Ok, glad that it is running through now. Regarding model performance, this is hard to tell. Your model is very deep (which may be an issue for GCN, and your LR seems quite low.

songsong0425 commented 8 months ago

Hi, sorry for updating the discussion, but I need any ideas for a similar task. In my case, I have 1) a backbone network with initial node features only for the message passing and 2) multiple sets of node features with binary edge labels.

image (Please ignore the absence of node feature in the capture)

edge_index = torch.tensor([[0, 1, 1, 2, 3, 4, 4, 5, 6, 7, 8, 8, 9, 9, 9],
                           [1, 0, 2, 1, 4, 3, 5, 4, 7, 6, 8, 9, 8, 9, 7]], dtype=torch.long)

x1, x2, x3 = torch.randn(10, 5), torch.randn(10, 5), torch.randn(10, 5)
data1 = Data(edge_index=edge_index, x=x1, edge_label=torch.tensor([1, 1, 1, 1, 1, 1, 1, 0, 0, 0, 0, 0, 0, 0, 0]))
data2 = Data(edge_index=edge_index, x=x2, edge_label=torch.tensor([1, 0, 1, 0, 0, 1, 1, 0, 1, 0, 1, 0, 0, 1, 1]))
data3 = Data(edge_index=edge_index, x=x3, edge_label=torch.tensor([0, 0, 0, 0, 1, 1, 1, 1, 0, 1, 1, 0, 0, 1, 0]))

image

I want to make the deep-learning model to learn the underlying pattern of datasets and do link prediction (i.e., edge classification) for the new datasets (only node features and edge labels).
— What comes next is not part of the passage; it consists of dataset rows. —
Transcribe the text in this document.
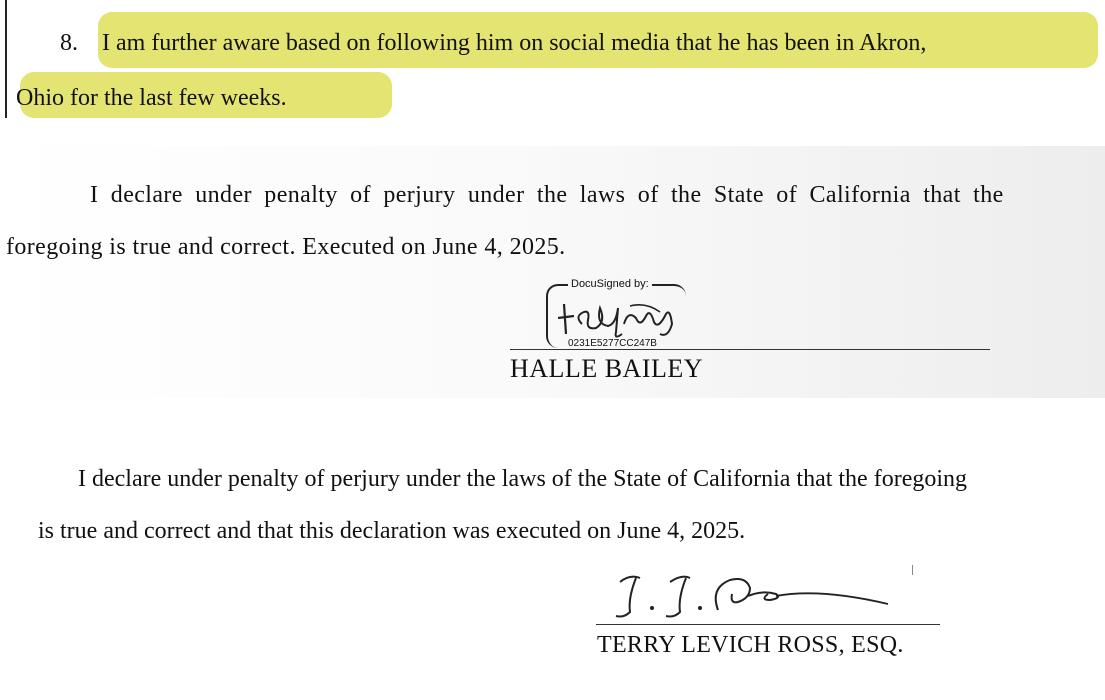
8. I am further aware based on following him on social media that he has been in Akron,
Ohio for the last few weeks.
I declare under penalty of perjury under the laws of the State of California that the
foregoing is true and correct. Executed on June 4, 2025.
DocuSigned by:
0231E5277CC247B
HALLE BAILEY
I declare under penalty of perjury under the laws of the State of California that the foregoing
is true and correct and that this declaration was executed on June 4, 2025.
TERRY LEVICH ROSS, ESQ.
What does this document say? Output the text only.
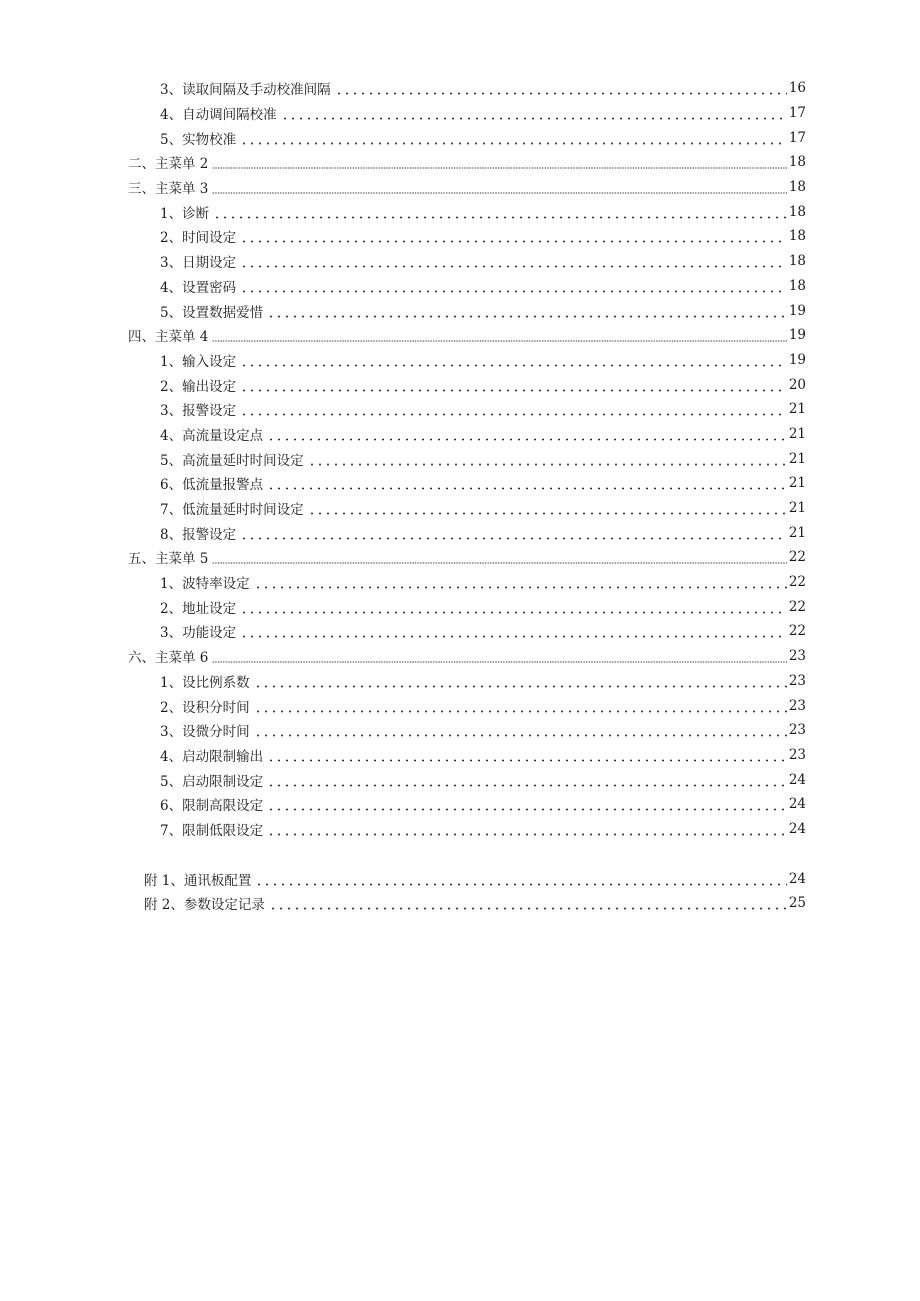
3、读取间隔及手动校准间隔	16
4、自动调间隔校准	17
5、实物校准	17
二、主菜单 2	18
三、主菜单 3	18
1、诊断	18
2、时间设定	18
3、日期设定	18
4、设置密码	18
5、设置数据爱惜	19
四、主菜单 4	19
1、输入设定	19
2、输出设定	20
3、报警设定	21
4、高流量设定点	21
5、高流量延时时间设定	21
6、低流量报警点	21
7、低流量延时时间设定	21
8、报警设定	21
五、主菜单 5	22
1、波特率设定	22
2、地址设定	22
3、功能设定	22
六、主菜单 6	23
1、设比例系数	23
2、设积分时间	23
3、设微分时间	23
4、启动限制输出	23
5、启动限制设定	24
6、限制高限设定	24
7、限制低限设定	24
附 1、通讯板配置	24
附 2、参数设定记录	25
In the initial trial, I tried to use Batch.from_data_list() to get the distributed dataset per batch, but I thought that it couldn't learn the characteristics of each dataset since it split the dataset into parts. But I'm not sure if should I use the temporal GCN or dynamic graph since they are not sequential datasets.

Sorry for the messy question, but if you have any example code or opinion, please feel free to feedback. Thank you for reading this question!

rusty1s commented 8 months ago

What do you mean by temporal GNNs? I don't see any temporal information in your data. Using DataLoader/Batch.from_data_list()` would just be a way to compute your prediction in batches, but data is not shared among examples in the same batch, so I think you will be fine.

songsong0425 commented 8 months ago

Thank you for your kind comment! At that time, I thought that the model only could learn datasets one by one (train-val-test for dataset1, tr-val-ts for datset2, ...) and that's why I considered the temporal models. But if the data in Batch.from_data_lst() won't be shared, I'll try it again.